聞こえた言葉につい間抜けな声で聞き返す。
「お前、自分の方が強いのにあいつらにわざと襲われたろ」
権力だって立場だって、持ってるのに。
実力だって、本当は十分にあるはずなのに。
『い、やあの…』
「挙句の果てには太宰とキスとか舐めたことしてくれてっからな?ちょっとは躾が必要かと思って」
ふわ、と抱き上げられればそのまま寝室に連れていかれて、そっとそこに寝かされると大好きな香りが私を包んで、頭の中まで中也さんでいっぱいになる。
あ、枕…やばい、中也さんの枕…
タッチパネルで操作して消される照明。
そしてそれからちゅ、ちゅ、と降り注ぐ軽めのキスの雨。
そんな可愛らしいリップ音に…それに夢中になっている間に、完全変化を遂げ、耳にまでキスをされてしまえばもうこちらは出来上がる。
「俺にオシオキされたいリアちゃんはどこですかね?」
軽めにしっぽの付け根をきゅ、と握られるのに思わず彼に抱きついて、読み取ってしまった彼の思考に期待して、更に体が昂って。
『……妬い、た…?』
「…そりゃあ勿論。本当はあの場で見せつけてやりたかったくらい…しかも元彼扱いとか泣くぞ、そろそろ」
とか言いながら頭撫でてちゃ説得力無いんですけど。
なんて、満更でもない答えを返してしまえば上出来だ、と全て見透かしたかのようにして頬にキスされて。

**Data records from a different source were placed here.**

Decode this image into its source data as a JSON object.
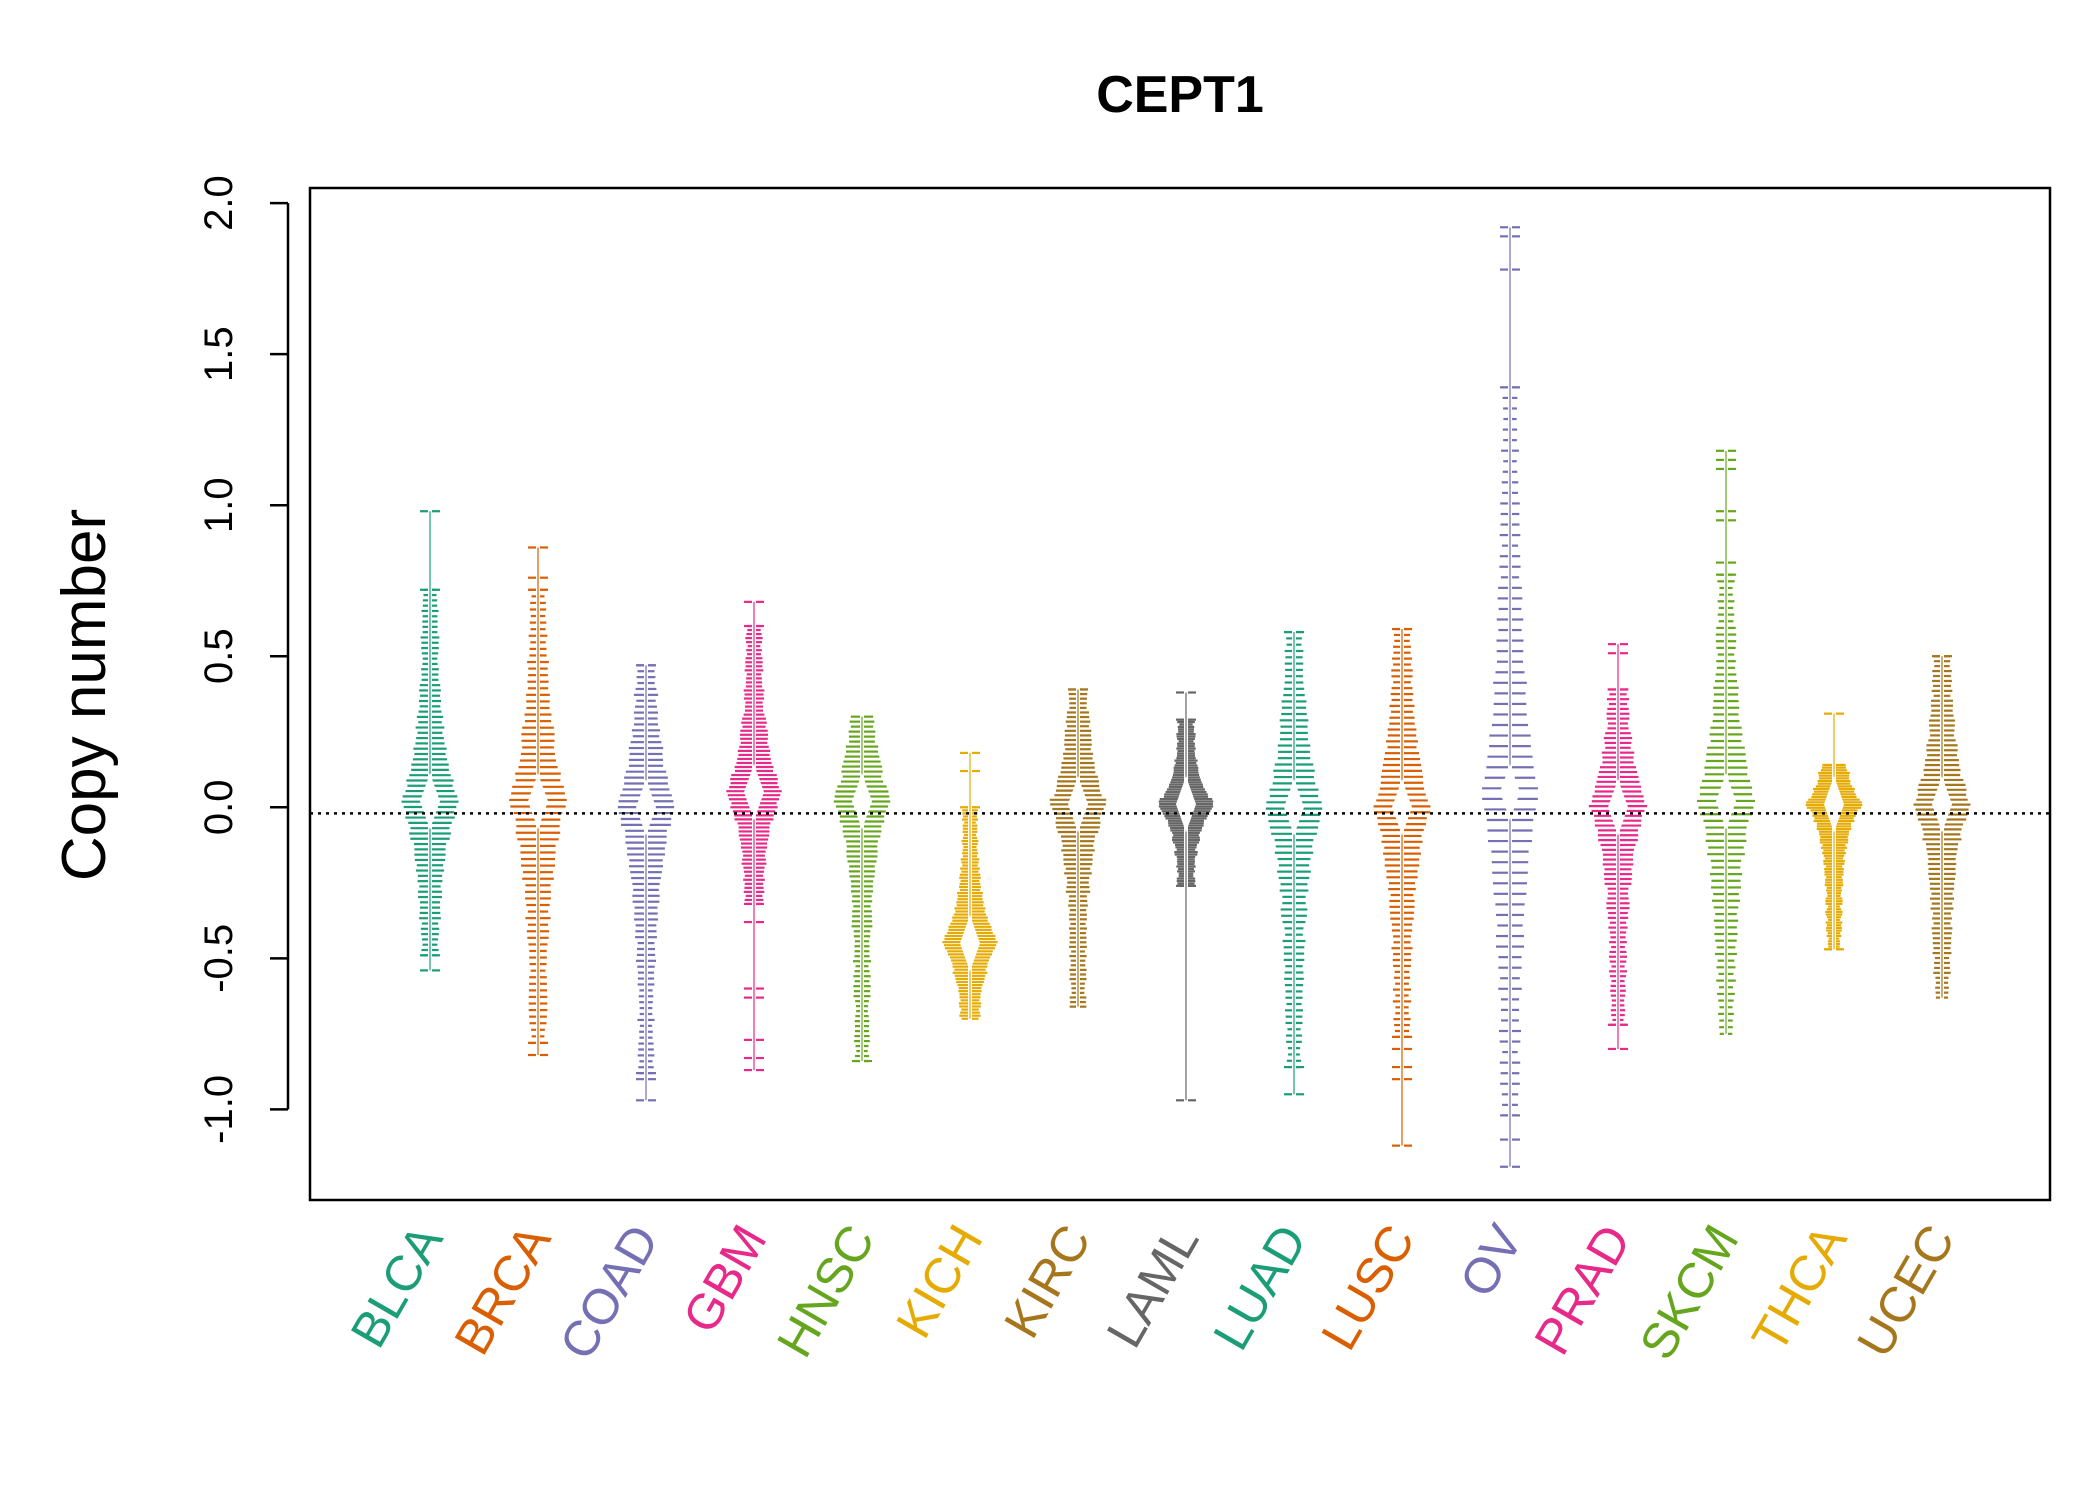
{
  "chart_data": {
    "type": "beeswarm",
    "title": "CEPT1",
    "xlabel": "",
    "ylabel": "Copy number",
    "ylim": [
      -1.3,
      2.05
    ],
    "y_ticks": [
      -1.0,
      -0.5,
      0.0,
      0.5,
      1.0,
      1.5,
      2.0
    ],
    "y_tick_labels": [
      "-1.0",
      "-0.5",
      "0.0",
      "0.5",
      "1.0",
      "1.5",
      "2.0"
    ],
    "reference_line": -0.02,
    "grid": false,
    "legend": "none",
    "categories": [
      "BLCA",
      "BRCA",
      "COAD",
      "GBM",
      "HNSC",
      "KICH",
      "KIRC",
      "LAML",
      "LUAD",
      "LUSC",
      "OV",
      "PRAD",
      "SKCM",
      "THCA",
      "UCEC"
    ],
    "colors": [
      "#1B9E77",
      "#D95F02",
      "#7570B3",
      "#E7298A",
      "#66A61E",
      "#E6AB02",
      "#A6761D",
      "#666666",
      "#1B9E77",
      "#D95F02",
      "#7570B3",
      "#E7298A",
      "#66A61E",
      "#E6AB02",
      "#A6761D"
    ],
    "series": [
      {
        "category": "BLCA",
        "min": -0.54,
        "max": 0.98,
        "center": 0.02,
        "outliers": [
          0.98,
          0.72,
          -0.49,
          -0.54
        ]
      },
      {
        "category": "BRCA",
        "min": -0.82,
        "max": 0.86,
        "center": 0.02,
        "outliers": [
          0.86,
          0.76,
          0.72,
          -0.78,
          -0.82
        ]
      },
      {
        "category": "COAD",
        "min": -0.97,
        "max": 0.47,
        "center": 0.0,
        "outliers": [
          0.47,
          -0.88,
          -0.9,
          -0.97
        ]
      },
      {
        "category": "GBM",
        "min": -0.87,
        "max": 0.68,
        "center": 0.05,
        "outliers": [
          0.68,
          0.6,
          -0.32,
          -0.38,
          -0.6,
          -0.63,
          -0.77,
          -0.83,
          -0.87
        ]
      },
      {
        "category": "HNSC",
        "min": -0.84,
        "max": 0.3,
        "center": 0.02,
        "outliers": [
          -0.84
        ]
      },
      {
        "category": "KICH",
        "min": -0.7,
        "max": 0.18,
        "center": -0.45,
        "outliers": [
          0.18,
          0.12,
          0.0
        ]
      },
      {
        "category": "KIRC",
        "min": -0.66,
        "max": 0.39,
        "center": 0.01,
        "outliers": [
          0.39
        ]
      },
      {
        "category": "LAML",
        "min": -0.97,
        "max": 0.38,
        "center": 0.01,
        "outliers": [
          0.38,
          0.29,
          -0.26,
          -0.97
        ]
      },
      {
        "category": "LUAD",
        "min": -0.95,
        "max": 0.58,
        "center": 0.0,
        "outliers": [
          0.58,
          -0.86,
          -0.95
        ]
      },
      {
        "category": "LUSC",
        "min": -1.12,
        "max": 0.59,
        "center": 0.0,
        "outliers": [
          0.59,
          -0.76,
          -0.8,
          -0.86,
          -0.9,
          -1.12
        ]
      },
      {
        "category": "OV",
        "min": -1.19,
        "max": 1.92,
        "center": 0.05,
        "outliers": [
          1.92,
          1.89,
          1.78,
          1.39,
          -1.02,
          -1.1,
          -1.19
        ]
      },
      {
        "category": "PRAD",
        "min": -0.8,
        "max": 0.54,
        "center": 0.0,
        "outliers": [
          0.54,
          0.51,
          0.39,
          -0.72,
          -0.8
        ]
      },
      {
        "category": "SKCM",
        "min": -0.75,
        "max": 1.18,
        "center": 0.02,
        "outliers": [
          1.18,
          1.15,
          1.12,
          0.98,
          0.95,
          0.81,
          0.77
        ]
      },
      {
        "category": "THCA",
        "min": -0.47,
        "max": 0.31,
        "center": 0.01,
        "outliers": [
          0.31,
          0.14,
          -0.47
        ]
      },
      {
        "category": "UCEC",
        "min": -0.63,
        "max": 0.5,
        "center": 0.01,
        "outliers": [
          0.5
        ]
      }
    ]
  }
}
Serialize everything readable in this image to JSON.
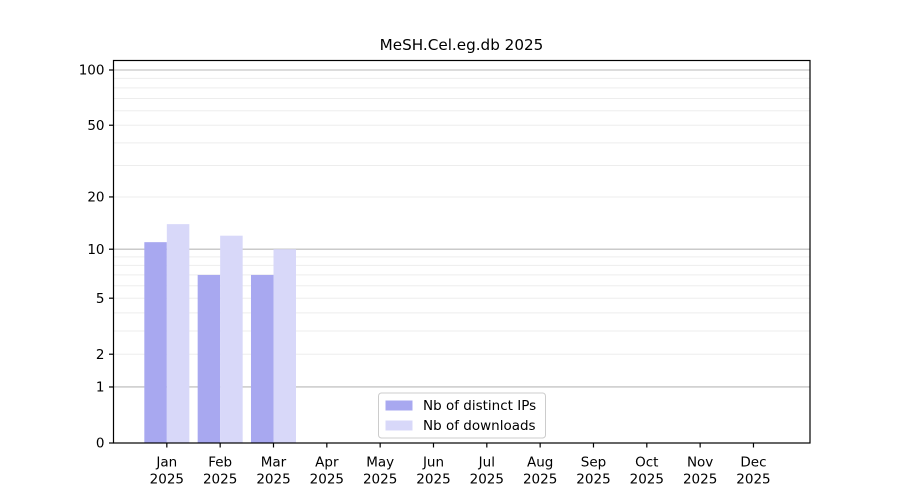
{
  "title": "MeSH.Cel.eg.db 2025",
  "chart_data": {
    "type": "bar",
    "title": "MeSH.Cel.eg.db 2025",
    "categories": [
      "Jan",
      "Feb",
      "Mar",
      "Apr",
      "May",
      "Jun",
      "Jul",
      "Aug",
      "Sep",
      "Oct",
      "Nov",
      "Dec"
    ],
    "year_label": "2025",
    "series": [
      {
        "name": "Nb of distinct IPs",
        "color": "#a8a8f0",
        "values": [
          11,
          7,
          7,
          0,
          0,
          0,
          0,
          0,
          0,
          0,
          0,
          0
        ]
      },
      {
        "name": "Nb of downloads",
        "color": "#d8d8f9",
        "values": [
          14,
          12,
          10,
          0,
          0,
          0,
          0,
          0,
          0,
          0,
          0,
          0
        ]
      }
    ],
    "yscale": "log1p",
    "ylim": [
      0,
      113
    ],
    "yticks": [
      0,
      1,
      2,
      5,
      10,
      20,
      50,
      100
    ],
    "grid_major_values": [
      1,
      10,
      100
    ],
    "grid_minor_values": [
      2,
      3,
      4,
      5,
      6,
      7,
      8,
      9,
      20,
      30,
      40,
      50,
      60,
      70,
      80,
      90
    ],
    "grid": "horizontal",
    "legend_position": "bottom-center"
  },
  "colors": {
    "background": "#ffffff",
    "axis": "#000000",
    "text": "#000000",
    "grid_minor": "#ededed",
    "grid_major": "#b8b8b8",
    "legend_border": "#cccccc",
    "legend_bg": "#ffffff"
  }
}
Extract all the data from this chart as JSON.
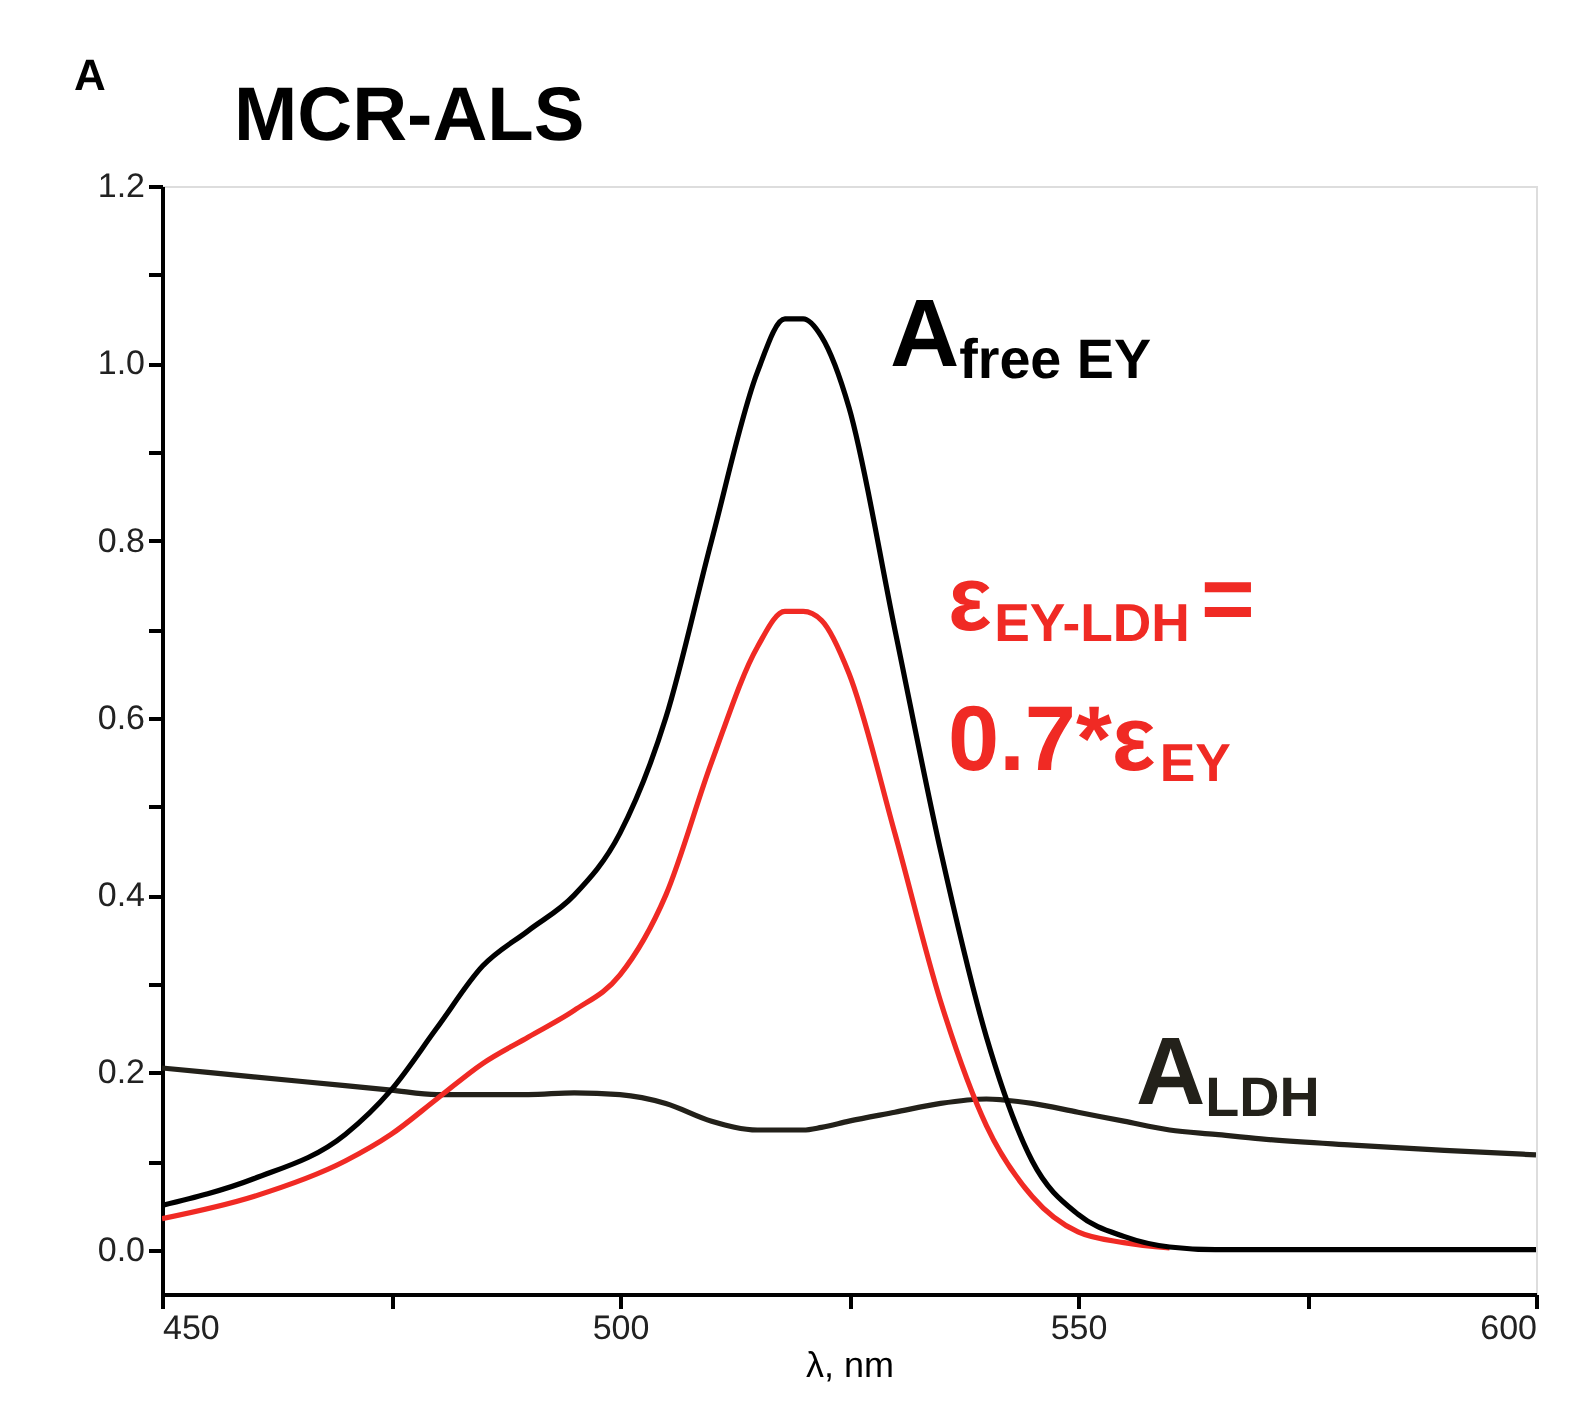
{
  "chart_data": {
    "type": "line",
    "title": "MCR-ALS",
    "xlabel": "λ, nm",
    "annotations": [
      "A"
    ],
    "xlim": [
      450,
      600
    ],
    "ylim": [
      -0.05,
      1.2
    ],
    "xticks": [
      450,
      {
        "value": 475,
        "label": null
      },
      500,
      {
        "value": 525,
        "label": null
      },
      550,
      {
        "value": 575,
        "label": null
      },
      600
    ],
    "yticks": [
      {
        "value": 0,
        "label": "0.0"
      },
      {
        "value": 0.1,
        "label": null
      },
      0.2,
      {
        "value": 0.3,
        "label": null
      },
      0.4,
      {
        "value": 0.5,
        "label": null
      },
      0.6,
      {
        "value": 0.7,
        "label": null
      },
      0.8,
      {
        "value": 0.9,
        "label": null
      },
      {
        "value": 1,
        "label": "1.0"
      },
      {
        "value": 1.1,
        "label": null
      },
      1.2
    ],
    "x": [
      450,
      460,
      470,
      475,
      480,
      485,
      490,
      495,
      500,
      505,
      510,
      515,
      518,
      520,
      522,
      525,
      530,
      535,
      540,
      545,
      550,
      555,
      560,
      565,
      570,
      580,
      590,
      600
    ],
    "series": [
      {
        "name": "A$_{free EY}$",
        "color": "#000000",
        "values": [
          0.05,
          0.08,
          0.13,
          0.18,
          0.25,
          0.32,
          0.36,
          0.4,
          0.47,
          0.6,
          0.8,
          0.99,
          1.05,
          1.05,
          1.03,
          0.95,
          0.7,
          0.45,
          0.24,
          0.1,
          0.04,
          0.015,
          0.003,
          0.0,
          0.0,
          0.0,
          0.0,
          0.0
        ]
      },
      {
        "name": "ε$_{EY-LDH}$= 0.7*ε$_{EY}$",
        "color": "#f02a24",
        "values": [
          0.035,
          0.06,
          0.1,
          0.13,
          0.17,
          0.21,
          0.24,
          0.27,
          0.31,
          0.4,
          0.55,
          0.68,
          0.72,
          0.72,
          0.71,
          0.65,
          0.47,
          0.28,
          0.14,
          0.06,
          0.02,
          0.008,
          0.002,
          null,
          null,
          null,
          null,
          null
        ]
      },
      {
        "name": "A$_{LDH}$",
        "color": "#23211a",
        "values": [
          0.205,
          0.195,
          0.185,
          0.18,
          0.175,
          0.175,
          0.175,
          0.177,
          0.175,
          0.165,
          0.145,
          0.135,
          0.135,
          0.135,
          0.138,
          0.145,
          0.155,
          0.165,
          0.17,
          0.165,
          0.155,
          0.145,
          0.135,
          0.13,
          0.125,
          0.118,
          0.112,
          0.107
        ]
      }
    ]
  }
}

「その上籍入れる話まで進んでるとか、我ながら行動力にあっぱれだよ。さすが俺」
『っあ、ぁ…♡』
ヂュ、と口に含んで吸われる尻尾に、頭の中まで痺れさせられる。
間違いない、この人本当に全部思い出してるんだ。
私に真尾出させて、死ぬほどこれから可愛がるつもりなんだから。